Does Ruby have an equivalent to .NET's Encoding.ASCII.GetString(byte[])?

Encoding.ASCII.GetString(bytes[]) takes an array of bytes and returns a string after decoding the bytes using the ASCII encoding.

+1  A: 

Assuming your data is in an array like so (each element is a byte, and further, from the description you posted, no larger than 127 in value, that is, a 7-bit ASCII character):

array =[104, 101, 108, 108, 111]

string = array.pack("c*") 

After this, string will contain "hello", which is what I believe you're requesting.

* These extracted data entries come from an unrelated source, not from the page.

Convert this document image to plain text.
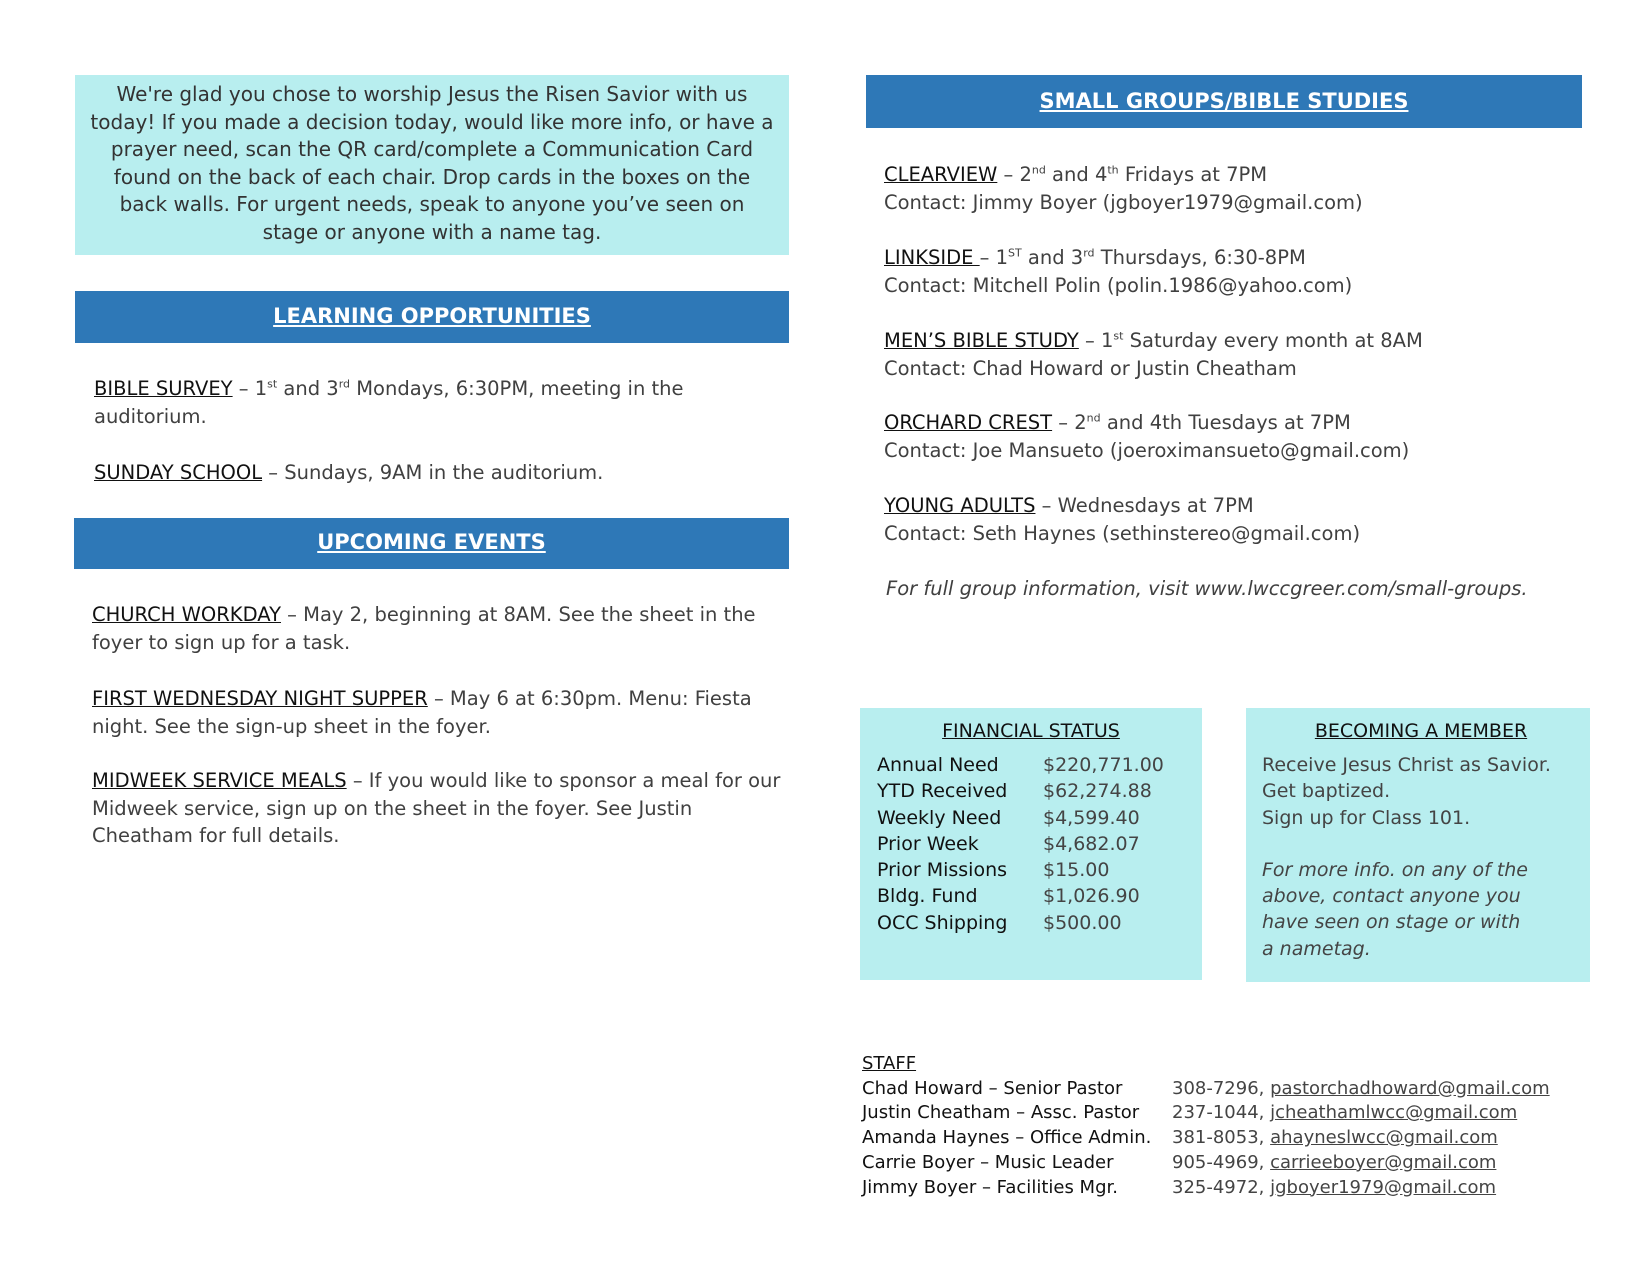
We're glad you chose to worship Jesus the Risen Savior with us today! If you made a decision today, would like more info, or have a prayer need, scan the QR card/complete a Communication Card found on the back of each chair. Drop cards in the boxes on the back walls. For urgent needs, speak to anyone you’ve seen on stage or anyone with a name tag.
LEARNING OPPORTUNITIES
BIBLE SURVEY – 1st and 3rd Mondays, 6:30PM, meeting in the auditorium.
SUNDAY SCHOOL – Sundays, 9AM in the auditorium.
UPCOMING EVENTS
CHURCH WORKDAY – May 2, beginning at 8AM. See the sheet in the foyer to sign up for a task.
FIRST WEDNESDAY NIGHT SUPPER – May 6 at 6:30pm. Menu: Fiesta night. See the sign-up sheet in the foyer.
MIDWEEK SERVICE MEALS – If you would like to sponsor a meal for our Midweek service, sign up on the sheet in the foyer. See Justin Cheatham for full details.
SMALL GROUPS/BIBLE STUDIES
CLEARVIEW – 2nd and 4th Fridays at 7PM
Contact: Jimmy Boyer (jgboyer1979@gmail.com)
LINKSIDE – 1ST and 3rd Thursdays, 6:30-8PM
Contact: Mitchell Polin (polin.1986@yahoo.com)
MEN’S BIBLE STUDY – 1st Saturday every month at 8AM
Contact: Chad Howard or Justin Cheatham
ORCHARD CREST – 2nd and 4th Tuesdays at 7PM
Contact: Joe Mansueto (joeroximansueto@gmail.com)
YOUNG ADULTS – Wednesdays at 7PM
Contact: Seth Haynes (sethinstereo@gmail.com)
For full group information, visit www.lwccgreer.com/small-groups.
FINANCIAL STATUS
Annual Need	$220,771.00
YTD Received	$62,274.88
Weekly Need	$4,599.40
Prior Week	$4,682.07
Prior Missions	$15.00
Bldg. Fund	$1,026.90
OCC Shipping	$500.00
BECOMING A MEMBER
Receive Jesus Christ as Savior.
Get baptized.
Sign up for Class 101.
For more info. on any of the
above, contact anyone you
have seen on stage or with
a nametag.
STAFF
Chad Howard – Senior Pastor	308-7296, pastorchadhoward@gmail.com
Justin Cheatham – Assc. Pastor	237-1044, jcheathamlwcc@gmail.com
Amanda Haynes – Office Admin.	381-8053, ahayneslwcc@gmail.com
Carrie Boyer – Music Leader	905-4969, carrieeboyer@gmail.com
Jimmy Boyer – Facilities Mgr.	325-4972, jgboyer1979@gmail.com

The pack method "Packs the contents of arr into a binary sequence according to the directives in the given template string".

"c*" asks the method to interpret each element of the array as a "char". Use "C*" if you want to interpret them as unsigned chars.

http://ruby-doc.org/core/classes/Array.html#M002222

The example given in the documentation page uses the function to convert a string with Unicode characters. In Ruby I believe this is best done using Iconv:

require "iconv"
require "pp"

#Ruby representation of unicode characters is different
unicodeString = "This unicode string contains two characters " +
                "with codes outside the ASCII code range, " +
                "Pi (\342\x03\xa0) and Sigma (\342\x03\xa3).";

#printing original string
puts unicodeString 

i = Iconv.new("ASCII//IGNORE","UTF-8")

#Printing converted string, unicode characters stripped
puts i.iconv(unicodeString)
bytes = i.iconv(unicodeString).unpack("c*")
#printing array of bytes of converted string
pp bytes

Read up on Ruby's Iconv here.

You might also want to check this question.

Roadmaster
Can you reproduce the example "Pi (\u03a0) and Sigma (\u03a3)." from the C# to Ruby?
Richard Huang
The key part of the example is taking a unicode string and using Encoding.ascii to render it in the ASCII charset. The encodedBytes function does some magic to "strip" unicode characters from the string. From your question I assume what you're after is the actual string as rendered from encodedBytes using GetString. In this case, in Ruby, you're probably better off using Iconv, to which you'd pass the original string containing Unicode characters, Iconv will convert this to an ASCII string (possibly stripping Unicode characters with no ASCII representation). You can then work with this string.